Denn Sie haben es als Beispiel dafür gebracht, dass man das Wahlalter absenken soll. Diese Fragen sollten wir intensiver diskutieren als nur populistisch. Es hat auch andere Konsequenzen. Unter Umständen müssten wir auch die Frage stellen, ob wir das Volljährigkeitsalter dann nicht absenken müssten. - Ja, Sie schütteln den Kopf, aber Sie können doch nicht in einem Gesetzgebungsverfahren sagen, dass Menschen ohne Weiteres mit 16 Jahren wählen dürfen. Darüber kann man diskutieren, aber man muss es breiter diskutieren, als nur zu sagen: Wir senken einfach einmal das Wahlalter ab. Haben Sie sich einmal angeguckt, was in Sachsen-Anhalt dabei herausgekommen wäre, wenn das Wahlalter 16 Jahre gewesen wäre? - 30 % Wahlentscheidung zugunsten der NPD. Wir sollten es doch intensiver diskutieren, als es bisher so populistisch geklungen hat.

(Beifall bei FDP und CDU)

Ein Letztes. Unsere Verfassung sieht eine Überschreitung der Zahl von 69 Abgeordneten ja ausdrücklich vor. Anders wäre die Regelung, Überhangmandate müssen durch Ausgleichsmandate ausgeglichen werden, gar nicht zu verstehen. Insofern ist die Behauptung, 69 Abgeordnete müssen auf jeden Fall eingehalten werden, schlicht und ergreifend falsch.

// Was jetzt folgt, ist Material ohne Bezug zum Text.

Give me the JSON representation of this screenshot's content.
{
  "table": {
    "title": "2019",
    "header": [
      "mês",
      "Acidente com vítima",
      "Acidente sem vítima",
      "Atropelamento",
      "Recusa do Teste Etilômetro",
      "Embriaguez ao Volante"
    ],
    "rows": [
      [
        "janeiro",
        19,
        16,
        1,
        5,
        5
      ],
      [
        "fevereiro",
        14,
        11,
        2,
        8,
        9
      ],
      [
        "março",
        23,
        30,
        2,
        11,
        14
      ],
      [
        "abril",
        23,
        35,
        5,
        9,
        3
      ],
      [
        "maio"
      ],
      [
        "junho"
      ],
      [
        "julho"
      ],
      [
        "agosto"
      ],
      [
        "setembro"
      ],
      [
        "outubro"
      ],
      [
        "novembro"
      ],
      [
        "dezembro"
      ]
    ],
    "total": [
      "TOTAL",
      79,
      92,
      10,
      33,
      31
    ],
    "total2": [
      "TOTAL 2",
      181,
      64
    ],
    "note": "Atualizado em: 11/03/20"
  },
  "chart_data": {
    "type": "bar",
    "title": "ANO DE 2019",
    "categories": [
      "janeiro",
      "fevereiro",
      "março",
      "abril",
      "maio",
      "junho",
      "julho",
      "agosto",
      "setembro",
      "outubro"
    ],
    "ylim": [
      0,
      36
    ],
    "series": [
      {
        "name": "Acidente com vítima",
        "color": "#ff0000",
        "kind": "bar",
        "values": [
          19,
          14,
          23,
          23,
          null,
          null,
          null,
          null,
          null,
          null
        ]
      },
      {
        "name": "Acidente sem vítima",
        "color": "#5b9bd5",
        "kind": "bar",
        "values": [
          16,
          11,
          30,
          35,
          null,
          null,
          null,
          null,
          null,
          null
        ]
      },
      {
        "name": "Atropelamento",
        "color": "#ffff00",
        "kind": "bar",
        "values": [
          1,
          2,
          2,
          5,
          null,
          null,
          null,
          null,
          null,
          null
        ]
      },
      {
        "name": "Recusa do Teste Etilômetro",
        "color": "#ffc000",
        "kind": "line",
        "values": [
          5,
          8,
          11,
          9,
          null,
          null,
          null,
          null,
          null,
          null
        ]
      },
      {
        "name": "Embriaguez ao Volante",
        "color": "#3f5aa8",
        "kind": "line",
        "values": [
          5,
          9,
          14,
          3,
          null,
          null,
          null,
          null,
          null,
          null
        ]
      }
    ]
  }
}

Besonders bedrückt hat mich, dass der Abgeordnete der LINKEN, der hier gesprochen hat, offensichtlich den Unterschied zwischen Grund- und Organisationsrechten nicht begreift. Parlamentsrechte sind Organisationsrechte. Die Frage ist, was sind Organisationsrechte? - Dass die Menschenwürde nicht angetastet werden darf, hat damit überhaupt nichts zu tun, abgesehen davon, dass das durch niemanden geändert werden kann. Diese Regelung hat

Ewigkeitsgarantie. Das ist für unser Gemeinwesen gut, dabei sollte es auch bleiben.

(Beifall bei FDP, CDU und SPD - Zuruf des Abgeordneten Dr. Christian von Boetticher [CDU])

Auf der Zuschauertribüne begrüße ich jetzt Schülerinnen und Schüler sowie deren Lehrkräfte von der Gemeinschaftsschule Viöl. - Seien Sie uns im Schleswig-Holsteinischen Landtag herzlich willkommen!

(Beifall)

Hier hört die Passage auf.